[Python-bugs-list] [ python-Bugs-625698 ] Errors with recursive objects
SourceForge.net
noreply@sourceforge.net
Mon, 20 Jan 2003 12:44:29 -0800
Bugs item #625698, was opened at 2002-10-19 15:27
You can respond by visiting:
https://sourceforge.net/tracker/?func=detail&atid=105470&aid=625698&group_id=5470
Category: Python Interpreter Core
Group: None
Status: Open
Resolution: Accepted
Priority: 5
Submitted By: Erik Andersén (erik_andersen)
Assigned to: Jeremy Hylton (jhylton)
Summary: Errors with recursive objects
Initial Comment:
List and dictionaries put Python into an infinite loop if they contain
more than one reference to itself
>>> d = {}
>>> d[1] =
d
>>> d == d # OK Python can handle one
recursion
1
>>> d[2] = d
>>> d == d # Crash with
two
Lists are similar
>>> l=[]
>>>
l.append(l)
>>> l==l # OK
1
>>> l.append(l)
>>>
l==l # Crash
>>> l>l # Also crash
Tested with
ActivePython 2.2.1 under Windows 98
and (the first part)
Python 2.2.2 under Linux
----------------------------------------------------------------------
>Comment By: Tim Peters (tim_one)
Date: 2003-01-20 15:44
Message:
Logged In: YES
user_id=31435
Cool. He's right that they can take a horrendously long time.

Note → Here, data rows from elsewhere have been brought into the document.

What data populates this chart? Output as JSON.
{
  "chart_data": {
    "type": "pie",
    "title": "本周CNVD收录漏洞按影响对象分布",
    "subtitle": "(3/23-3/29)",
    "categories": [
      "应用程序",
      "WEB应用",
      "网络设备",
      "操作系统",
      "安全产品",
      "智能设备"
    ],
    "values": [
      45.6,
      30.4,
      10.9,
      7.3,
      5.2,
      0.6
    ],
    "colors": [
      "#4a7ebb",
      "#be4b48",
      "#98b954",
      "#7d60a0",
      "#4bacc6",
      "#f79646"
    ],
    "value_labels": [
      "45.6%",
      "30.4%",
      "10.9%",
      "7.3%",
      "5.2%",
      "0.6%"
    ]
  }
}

The 2-element list example takes c*2**20 units of time, for
some suitable constant c, and if it were extended to 3
elements, it would take c*3**20 units of time, thousands of
times longer.
As Erik's latest example shows, the outcome isn't always
particularly well defined either. An alternative to speeding this
silliness is to raise an exception instead when recursive
objects are detected. There was some hack value in doing
the graph isomorphism bit, but no real practical value I can
see.
----------------------------------------------------------------------
Comment By: Neal Norwitz (nnorwitz)
Date: 2003-01-20 15:20
Message:
Logged In: YES
user_id=33168
Sorry Tim, I was going to reply to one of your first msgs
and forgot. Erik sent me mail which said there wasn't a
crash, just that "the statements take horrendously long time
to execute."
----------------------------------------------------------------------
Comment By: Tim Peters (tim_one)
Date: 2003-01-20 15:09
Message:
Logged In: YES
user_id=31435
BTW, Erik, what did you mean by "crash"? Nobody else has
seen a crash here. You started the report by saying "infinite
loop", which isn't the same thing as a crash. There isn't an
infinite loop here either, although the algorithm can take
astronomical amounts of time to finish (so may appear to be
in an infinite loop).
----------------------------------------------------------------------
Comment By: Tim Peters (tim_one)
Date: 2003-01-20 14:50
Message:
Logged In: YES
user_id=31435
Equailty for self-consistent recursive objects does a graph
isomorphism computation.
In your self-inconsistent example, it so happens that False is
returned, although True would be returned if the compile-time
constant (in object.c) NESTING_LIMIT were odd instead of
even.
But if you worry about this, you need to get out more <wink>.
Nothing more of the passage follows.